Burial ground, Cunnamore, Co. Cork
Co. Cork |
Burial Grounds
There is a burial ground at Cunnamore in West Cork where nobody left a name.
No headstones, no carved slabs, no inscribed kerbing of any kind, just a roughly oval patch of pasture on a south-east-facing slope, overlooking Rincolisky Harbour, where the grass grows a little differently and the ground holds a low scarp on its southern edge. The absence of markers is, in itself, a form of information, suggesting a community that either could not afford permanent memorials, or belonged to a tradition that did not use them.
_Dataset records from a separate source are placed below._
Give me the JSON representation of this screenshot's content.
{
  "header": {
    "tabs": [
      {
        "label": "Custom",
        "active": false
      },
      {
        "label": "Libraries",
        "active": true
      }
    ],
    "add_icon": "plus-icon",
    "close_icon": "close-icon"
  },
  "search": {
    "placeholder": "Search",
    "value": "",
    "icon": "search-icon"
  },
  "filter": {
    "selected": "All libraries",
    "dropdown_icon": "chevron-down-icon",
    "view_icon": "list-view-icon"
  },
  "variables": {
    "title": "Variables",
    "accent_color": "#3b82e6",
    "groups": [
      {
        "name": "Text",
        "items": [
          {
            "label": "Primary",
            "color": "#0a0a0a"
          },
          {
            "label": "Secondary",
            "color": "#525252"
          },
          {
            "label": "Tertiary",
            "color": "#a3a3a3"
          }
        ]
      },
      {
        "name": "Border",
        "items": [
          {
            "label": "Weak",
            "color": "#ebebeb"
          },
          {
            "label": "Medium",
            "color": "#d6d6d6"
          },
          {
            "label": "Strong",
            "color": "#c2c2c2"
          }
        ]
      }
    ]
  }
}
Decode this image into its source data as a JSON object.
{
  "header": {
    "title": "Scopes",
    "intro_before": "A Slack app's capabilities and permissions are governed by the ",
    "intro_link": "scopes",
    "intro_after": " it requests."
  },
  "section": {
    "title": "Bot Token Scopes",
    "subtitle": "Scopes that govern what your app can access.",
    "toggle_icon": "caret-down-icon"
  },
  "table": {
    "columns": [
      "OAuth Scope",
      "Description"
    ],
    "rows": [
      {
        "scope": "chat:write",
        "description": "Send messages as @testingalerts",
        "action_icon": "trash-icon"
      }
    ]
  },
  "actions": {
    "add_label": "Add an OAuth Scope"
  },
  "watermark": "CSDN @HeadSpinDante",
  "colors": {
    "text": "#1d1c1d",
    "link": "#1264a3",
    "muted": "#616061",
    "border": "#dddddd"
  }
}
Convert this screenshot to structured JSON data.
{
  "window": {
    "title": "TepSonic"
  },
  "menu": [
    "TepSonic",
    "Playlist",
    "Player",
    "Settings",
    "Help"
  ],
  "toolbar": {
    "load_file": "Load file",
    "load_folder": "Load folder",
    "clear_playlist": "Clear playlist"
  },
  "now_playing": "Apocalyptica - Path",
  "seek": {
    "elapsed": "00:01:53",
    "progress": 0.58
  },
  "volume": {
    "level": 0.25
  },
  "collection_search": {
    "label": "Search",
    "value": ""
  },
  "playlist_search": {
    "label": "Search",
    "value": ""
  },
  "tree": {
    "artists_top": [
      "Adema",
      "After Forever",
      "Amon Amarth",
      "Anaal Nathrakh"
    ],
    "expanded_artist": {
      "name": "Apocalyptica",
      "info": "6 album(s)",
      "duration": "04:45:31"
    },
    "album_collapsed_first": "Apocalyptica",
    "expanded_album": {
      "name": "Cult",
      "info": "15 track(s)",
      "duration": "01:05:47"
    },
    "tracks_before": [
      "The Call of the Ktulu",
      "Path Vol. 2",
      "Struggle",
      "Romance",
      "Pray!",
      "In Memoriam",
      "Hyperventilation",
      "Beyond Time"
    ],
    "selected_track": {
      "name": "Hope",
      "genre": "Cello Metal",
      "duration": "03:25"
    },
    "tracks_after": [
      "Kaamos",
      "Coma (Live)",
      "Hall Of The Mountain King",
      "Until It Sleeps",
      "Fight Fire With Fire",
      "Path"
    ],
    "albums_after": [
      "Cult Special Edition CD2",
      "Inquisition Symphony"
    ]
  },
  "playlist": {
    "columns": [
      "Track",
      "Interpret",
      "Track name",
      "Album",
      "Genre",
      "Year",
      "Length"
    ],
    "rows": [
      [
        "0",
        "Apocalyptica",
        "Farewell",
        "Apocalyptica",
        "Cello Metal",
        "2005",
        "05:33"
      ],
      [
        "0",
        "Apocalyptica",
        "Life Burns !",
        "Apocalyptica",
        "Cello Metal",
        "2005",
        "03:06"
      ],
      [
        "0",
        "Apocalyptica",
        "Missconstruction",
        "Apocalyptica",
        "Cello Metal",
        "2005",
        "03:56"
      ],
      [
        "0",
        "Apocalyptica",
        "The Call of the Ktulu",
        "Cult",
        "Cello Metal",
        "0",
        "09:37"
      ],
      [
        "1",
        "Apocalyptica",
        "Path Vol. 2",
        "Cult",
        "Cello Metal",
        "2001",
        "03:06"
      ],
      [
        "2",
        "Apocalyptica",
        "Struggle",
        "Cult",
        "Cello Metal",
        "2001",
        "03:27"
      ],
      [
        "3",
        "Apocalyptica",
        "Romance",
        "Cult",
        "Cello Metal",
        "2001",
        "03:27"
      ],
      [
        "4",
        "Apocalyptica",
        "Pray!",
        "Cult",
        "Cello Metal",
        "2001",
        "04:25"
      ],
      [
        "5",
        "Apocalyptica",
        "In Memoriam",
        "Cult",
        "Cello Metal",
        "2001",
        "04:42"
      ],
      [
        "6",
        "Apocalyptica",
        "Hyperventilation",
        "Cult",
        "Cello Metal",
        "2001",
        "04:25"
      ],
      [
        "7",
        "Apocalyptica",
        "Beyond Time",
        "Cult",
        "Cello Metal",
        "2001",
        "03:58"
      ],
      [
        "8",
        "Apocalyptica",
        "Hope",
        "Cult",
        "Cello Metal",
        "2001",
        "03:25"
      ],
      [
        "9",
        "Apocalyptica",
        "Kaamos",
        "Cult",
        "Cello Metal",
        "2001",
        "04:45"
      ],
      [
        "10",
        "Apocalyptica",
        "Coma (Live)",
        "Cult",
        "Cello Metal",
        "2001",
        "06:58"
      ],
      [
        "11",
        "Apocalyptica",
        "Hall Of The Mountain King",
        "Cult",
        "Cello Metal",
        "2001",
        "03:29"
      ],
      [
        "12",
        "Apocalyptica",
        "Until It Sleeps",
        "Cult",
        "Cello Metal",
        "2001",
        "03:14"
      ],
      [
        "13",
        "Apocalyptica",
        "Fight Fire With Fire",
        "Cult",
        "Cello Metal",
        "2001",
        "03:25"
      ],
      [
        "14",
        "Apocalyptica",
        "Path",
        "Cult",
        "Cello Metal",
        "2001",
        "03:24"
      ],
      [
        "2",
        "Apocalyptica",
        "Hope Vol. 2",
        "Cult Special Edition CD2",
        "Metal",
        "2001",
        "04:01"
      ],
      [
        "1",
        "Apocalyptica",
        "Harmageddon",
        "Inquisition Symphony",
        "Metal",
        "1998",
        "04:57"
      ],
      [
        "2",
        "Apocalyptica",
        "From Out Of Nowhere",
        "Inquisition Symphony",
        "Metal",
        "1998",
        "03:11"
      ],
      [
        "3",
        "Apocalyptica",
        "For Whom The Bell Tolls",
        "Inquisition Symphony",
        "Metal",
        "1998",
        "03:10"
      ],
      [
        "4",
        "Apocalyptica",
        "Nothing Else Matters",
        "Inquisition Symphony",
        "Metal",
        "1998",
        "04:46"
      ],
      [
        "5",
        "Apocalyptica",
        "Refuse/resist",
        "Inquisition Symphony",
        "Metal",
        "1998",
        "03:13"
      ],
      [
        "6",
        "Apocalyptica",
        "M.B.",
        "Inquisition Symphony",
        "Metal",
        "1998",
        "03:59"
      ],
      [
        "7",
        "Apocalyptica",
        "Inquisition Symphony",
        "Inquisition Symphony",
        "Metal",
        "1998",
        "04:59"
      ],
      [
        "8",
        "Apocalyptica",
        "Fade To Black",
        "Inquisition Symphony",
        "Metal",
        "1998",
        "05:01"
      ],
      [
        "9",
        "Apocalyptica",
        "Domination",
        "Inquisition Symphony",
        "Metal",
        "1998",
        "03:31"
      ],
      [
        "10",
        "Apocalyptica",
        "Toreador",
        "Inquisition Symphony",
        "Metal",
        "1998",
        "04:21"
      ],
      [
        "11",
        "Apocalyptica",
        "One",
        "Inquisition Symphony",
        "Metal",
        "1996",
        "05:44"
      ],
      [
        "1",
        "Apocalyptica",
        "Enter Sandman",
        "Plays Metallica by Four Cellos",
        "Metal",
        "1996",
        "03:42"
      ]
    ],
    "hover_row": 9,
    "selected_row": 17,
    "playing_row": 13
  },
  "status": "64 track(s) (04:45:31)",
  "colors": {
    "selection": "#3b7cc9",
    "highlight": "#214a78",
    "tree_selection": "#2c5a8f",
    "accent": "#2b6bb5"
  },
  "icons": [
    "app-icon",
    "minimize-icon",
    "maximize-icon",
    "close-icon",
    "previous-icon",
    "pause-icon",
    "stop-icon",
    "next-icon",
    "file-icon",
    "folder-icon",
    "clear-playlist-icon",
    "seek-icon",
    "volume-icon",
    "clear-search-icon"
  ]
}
The site was recorded on the Ordnance Survey six-inch map of 1842, which means it was already recognised as a distinct and bounded place when the first systematic mapping of rural Ireland was undertaken in the early nineteenth century. That early cartographic attention is some indication of local knowledge and continuity. The area measures roughly seventeen metres north to south and around thirty-five metres east to west, its boundary defined not by a wall or ditch but by light overgrowth and a slight earthen scarp, about thirty centimetres high, along the southern and south-south-eastern edge. Scarps of this kind often represent the remnant of an enclosing bank, worn down over centuries of agricultural use. The irregular shape of the ground suggests the enclosure was never formally rebuilt or maintained in the way that a church cemetery typically would be, pointing perhaps toward a pre-church burial tradition, or toward one of the unconsecrated burial grounds, sometimes called cillíní, that were used historically for unbaptised infants and others excluded from consecrated ground.
The site sits within ordinary farmland, in pasture, and there is nothing to mark it out to a passing eye beyond the slight variation in vegetation and the gentle break in the slope. That inconspicuousness is perhaps the most striking thing about it. People were buried here, repeatedly and over some sustained period, and the place absorbed them so quietly that the land above them now looks almost like any other field in West Cork.